Die Druckwellen des nächtlichen Bombenangriffs pflanzten sich durch die Erde und die sechs Meter dicken Stahlbetonwände fort und füllten den Bunker unaufhörlich mit einem tiefen, bedrohlich klingenden Dröhnen. Bei jeder Detonation in Bunkernähe klapperten die drei Ölgemälde nach der Eroberung Frankreichs aus dem Louvre nach Berlin entführt an den Wänden, und aus dem großen Kupferkessel mit Bleistiften auf Hitlers Schreibtisch kam ein hohles, vibrierendes Geräusch.
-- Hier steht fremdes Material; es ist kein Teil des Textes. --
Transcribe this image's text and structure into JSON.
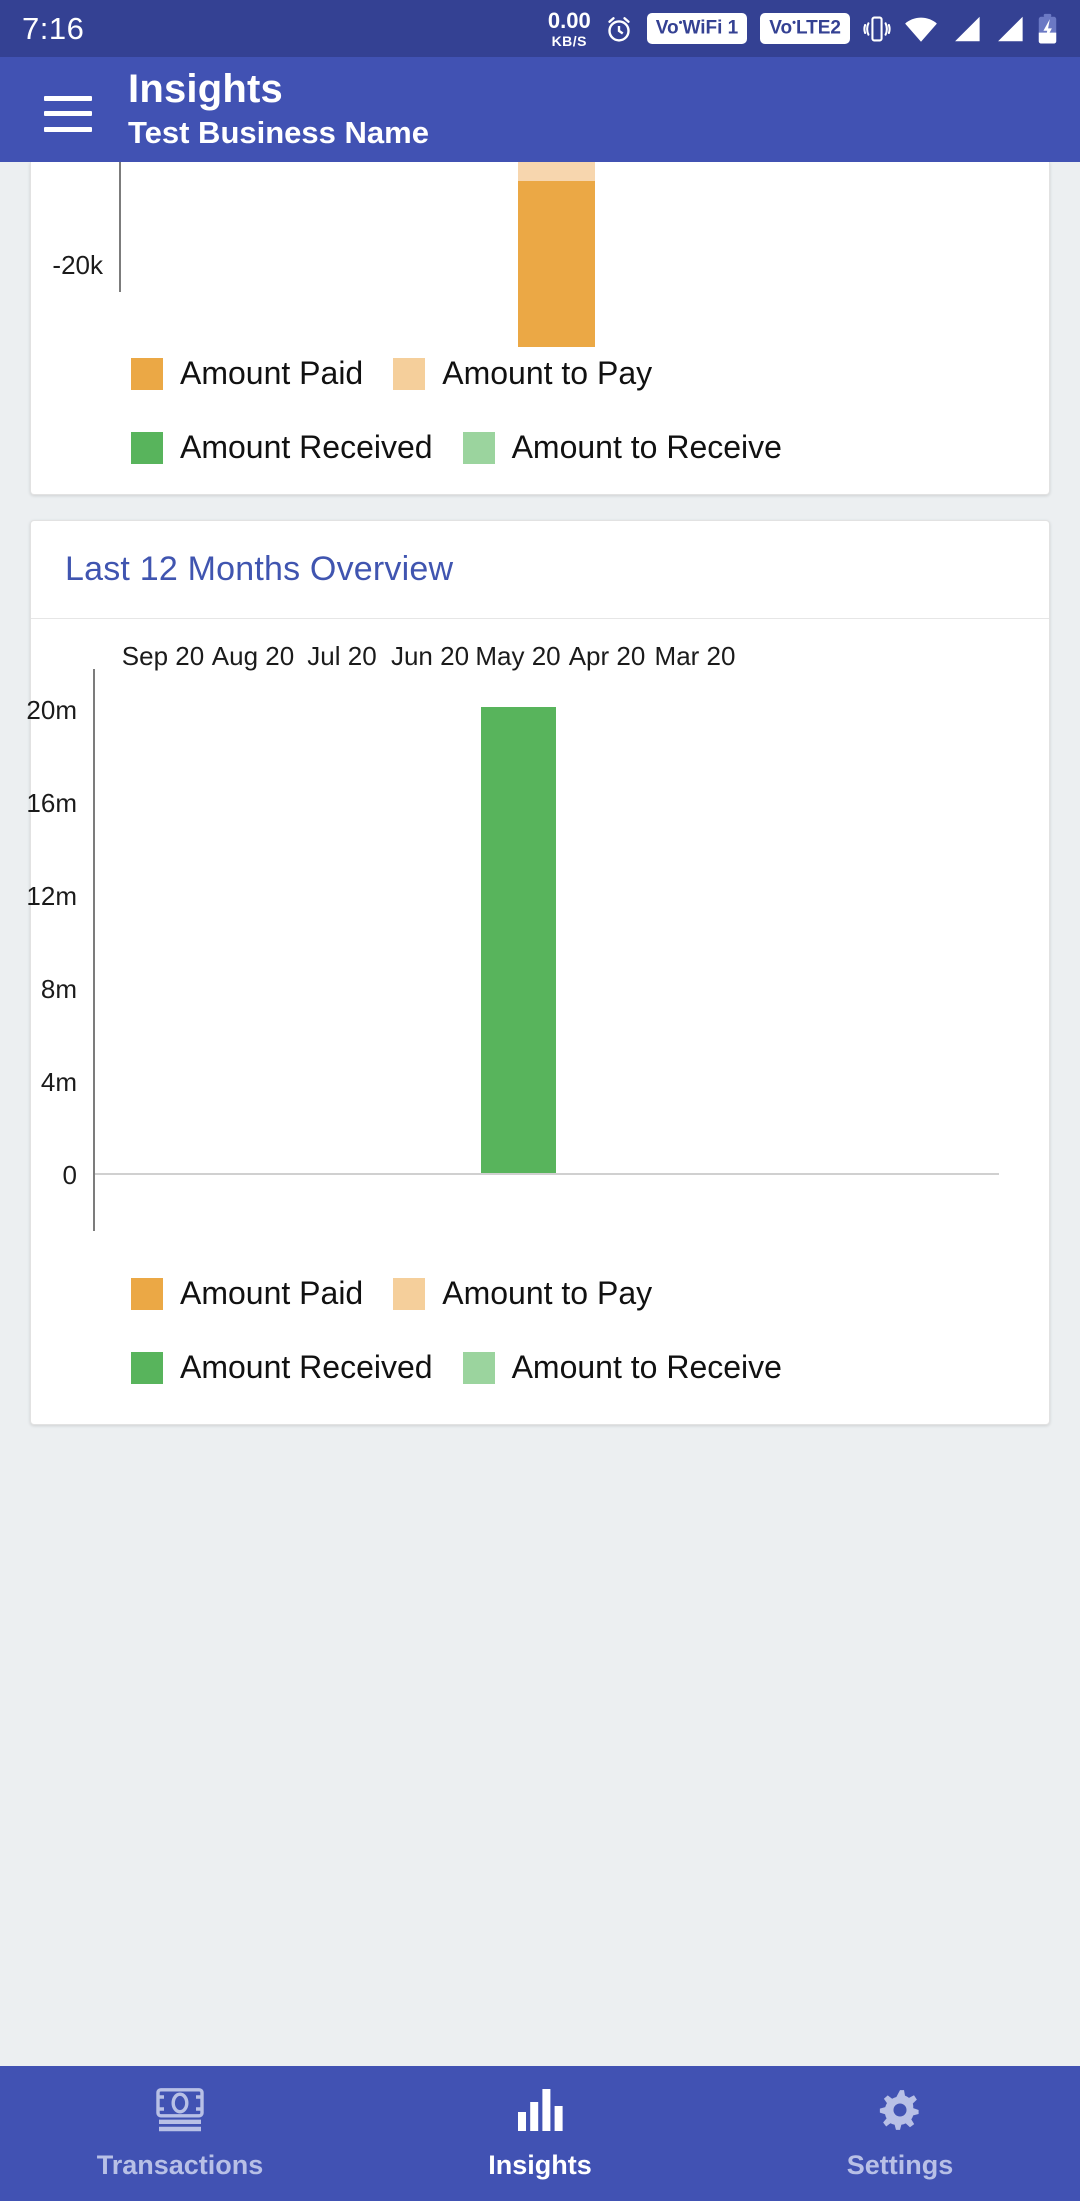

»Stehen Sie auf, Stefan«, forderte Hitler ihn jetzt auf. »Nehmen Sie Platz.« Er deutete auf einen braunen Ledersessel, eines der nur fünf Möbelstücke in diesem beengten, fensterlosen Arbeitszimmer. Dann legte er die Luger auf seinen Schreibtisch - allerdings in bequemer Reichweite. »Ich hoffe nicht nur um Ihre Ehre, sondern auch um der Ihres Vaters und der Schutzstaffel willen, daß Sie so unschuldig sind, wie Sie behaupten.«

Stefan sprach energisch, weil er wußte, daß Hitler dafür empfänglich war; zugleich sprach er jedoch auch mit gespielter Ehrfurcht, als glaube er tatsächlich, sich in Gegenwart eines Mannes zu befinden, der das wahre Wesen des deutschen Volkes in Vergangenheit, Gegenwart und Zukunft verkörperte. Noch besser als energisches Auftreten gefiel Hitler nämlich die kriecherische Ehrfurcht, die bestimmte Gefolgsleute ihm entgegenbrachten. Die Gratwanderung zwischen diesen beiden Extremen war schwierig, aber für Stefan, war dies nicht das erste Gespräch mit dem Führer: Er hatte schon einige Übung darin, sich bei diesem Größenwahnsinnigen, dieser Viper in Menschengestalt einzuschmeicheln.